Post-Pandemic Depression and how to deal with it; Aanchal Narang Psychologist explains the basics
Mumbai (Maharashtra) [India], May 14: To help the readers cope with the ongoing pandemic Aanchal Narang addresses some basic issues affecting the mental health of the general population.
The shared experiences of a global pandemic call for its own set of questions to address. And one of these questions is,
“What happens after this?”
Extended isolation and social distancing bring with it depression, anxiety, touch starvation, and several other small and big traumas. Post-pandemic, these issues are not likely to just go away. So what happens next is that you allow yourself to process in order to heal, and if needed, get professional help, advises Aanchal Narang who is experiencing additional caseloads at her clinic due to the pandemic situation.
Dealing with grief, loss, isolation, abusive households, loss of a job, and loss of a regular life so to say, will inevitably mean that you have a whirlwind of emotions to deal with says, Aanchal Narang, Psychologist, and Another Light Counselling. You are also going through the loss of a “regular” life, where you’re unable to do your favorite activities, socialize normally, or basically experience any human contact. After life reverts to “normal,” you will have to deal with a completely new set of emotions. You won’t be the same person you were before. The pandemic takes its toll and you will inevitably feel weak and overwhelmed. In times like those, show yourself some self-compassion. Allow yourself to feel your pain, and address how you can work on these emotions to make yourself feel better.
According to Aanchal Narang, COVID is not just a here-and-now phenomenon. It will have a lasting impact on how the world functions and how you personally function as well, even when it no longer exists. With the overwhelming emotions, there are a few things that you should do to help yourself.
- Work-from-home might become the new norm. Find ways to make this a bearable, if not fun, experience for yourself.
- Look for new experiences that you can truly enjoy for yourself. Solo activities were essential pre-pandemic, but they are all the more important now to keep your mind busy and uncluttered.
- While social distancing and self-isolation mean a lack of physical human contact, find new people to interact with online. Hold game nights with your friends, join a community, find people with who you can spend time and who make you happy.
The journey to self-compassion does not start later.
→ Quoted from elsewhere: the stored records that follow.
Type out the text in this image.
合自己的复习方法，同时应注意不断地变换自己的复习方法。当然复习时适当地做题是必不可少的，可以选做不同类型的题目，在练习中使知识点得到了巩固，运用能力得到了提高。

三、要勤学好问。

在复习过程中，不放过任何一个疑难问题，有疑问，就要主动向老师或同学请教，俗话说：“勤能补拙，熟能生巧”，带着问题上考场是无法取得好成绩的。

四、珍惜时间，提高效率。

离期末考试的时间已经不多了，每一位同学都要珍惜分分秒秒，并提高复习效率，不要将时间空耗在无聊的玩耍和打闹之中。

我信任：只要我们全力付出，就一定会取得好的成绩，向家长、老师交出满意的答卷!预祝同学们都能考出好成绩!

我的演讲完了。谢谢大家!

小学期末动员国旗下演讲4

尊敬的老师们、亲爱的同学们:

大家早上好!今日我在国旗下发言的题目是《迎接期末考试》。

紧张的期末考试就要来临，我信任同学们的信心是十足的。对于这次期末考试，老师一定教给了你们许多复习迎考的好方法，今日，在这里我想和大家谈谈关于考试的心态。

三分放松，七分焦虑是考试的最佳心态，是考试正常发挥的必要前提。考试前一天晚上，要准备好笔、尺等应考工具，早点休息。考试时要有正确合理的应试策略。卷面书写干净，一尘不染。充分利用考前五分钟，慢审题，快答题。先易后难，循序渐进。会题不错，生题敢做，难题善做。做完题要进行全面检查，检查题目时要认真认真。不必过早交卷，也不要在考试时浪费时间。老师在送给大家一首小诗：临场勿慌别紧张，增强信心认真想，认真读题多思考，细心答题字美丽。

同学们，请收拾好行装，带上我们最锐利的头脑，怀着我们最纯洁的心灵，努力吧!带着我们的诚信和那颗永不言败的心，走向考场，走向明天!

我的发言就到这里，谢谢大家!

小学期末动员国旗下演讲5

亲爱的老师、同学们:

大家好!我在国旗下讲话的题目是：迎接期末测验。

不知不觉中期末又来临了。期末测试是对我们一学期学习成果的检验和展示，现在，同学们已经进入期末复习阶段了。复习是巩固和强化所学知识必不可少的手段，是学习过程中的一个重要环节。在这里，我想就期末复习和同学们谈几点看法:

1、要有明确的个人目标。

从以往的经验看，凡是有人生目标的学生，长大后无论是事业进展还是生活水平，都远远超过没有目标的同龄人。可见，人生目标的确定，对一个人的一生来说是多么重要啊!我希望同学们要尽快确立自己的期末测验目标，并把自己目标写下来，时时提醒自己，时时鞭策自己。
COVID is a difficult situation where you need to be able to deal with your mental health in a non-detrimental manner. Give yourself time to feel bad about things, process those feelings, and then work on your healing, connect to things that motivate you, and indulge in hobbies to beat the depression says, Aanchal Narang.
The consequence of not doing so could be burnout. You might be unable to find the motivation to keep living the way you do. Finding things that make you happy and healthy are essential to prevent the feeling of despair from taking over. Feeling overwhelmed is normal, how you deal with that feeling is a skill you need to hone.
Dealing with Grief
Mid-pandemic, a big emotion that a lot of us have to deal with is grief. Grief is a natural response to loss and it can be overwhelming because you’ve just had someone or something you dearly loved taken away from you.
According to Anchal Narang, Psychologist, Another light Counselling, the process of grieving and coping with the sense of loss is complex, and you should look for professional help when dealing with these emotions.
What are the stages of grief?
We’ve all heard about the stages of grief (first enumerated by Elisabeth Kübler-Ross) wherein people dealing with loss tend to go through five major stages. Not everyone goes through all of these stages nor does it happen sequentially for everyone.
- Denial: When you can’t acknowledge the event at all and therefore, cannot acknowledge your pain.
- Anger: You start to question the cause for the event and look for someone to blame; whether it be yourself or someone else.
- Bargaining: You tend to bargain with the universe itself, offering anything in return for reversal of the event.
- Depression: Here, the grief incapacitates you to the point you don’t want to do anything but wallow in unprocessed emotions.
- Acceptance: You acknowledge the event as well as the subsequent pain that came with it.
How do I deal with grief?
The inevitable pain that comes with grief is something that you have to come to terms with on your own and everyone has a different coping process says Aanchal Narang, Psychologist. A few ways to do so are:
- Acknowledge your pain. Unresolved grief can also lead to complications such as depression, anxiety, substance abuse, and health problems. Add a global pandemic to the mix, finding healthy ways to process your pain is difficult- but even more necessary.
- Accept that grief can trigger many different and unexpected emotions.
- Understand that your grieving process will be unique to you. While the pandemic affects everyone, your loss is personal to you. There is no wrong or right way to process these emotions- find a way that helps you.
- Seek out face-to-face support from people who care about you. Family and friends in similar situations mean that you have a community for your grief. Reaching out can help you deal with a lot of the emotions you feel.
- Support yourself emotionally by taking care of yourself physically.
- Recognize the difference between grief and depression.
At this point, you need to look for professional help. Depression needs help that is different from the process of grieving. The faster you get help, the less likely you are to fall into a spiral of unresolved emotions. With professional help, you can equip yourself with a set of tools that are unique to your pain and how you want to work through it.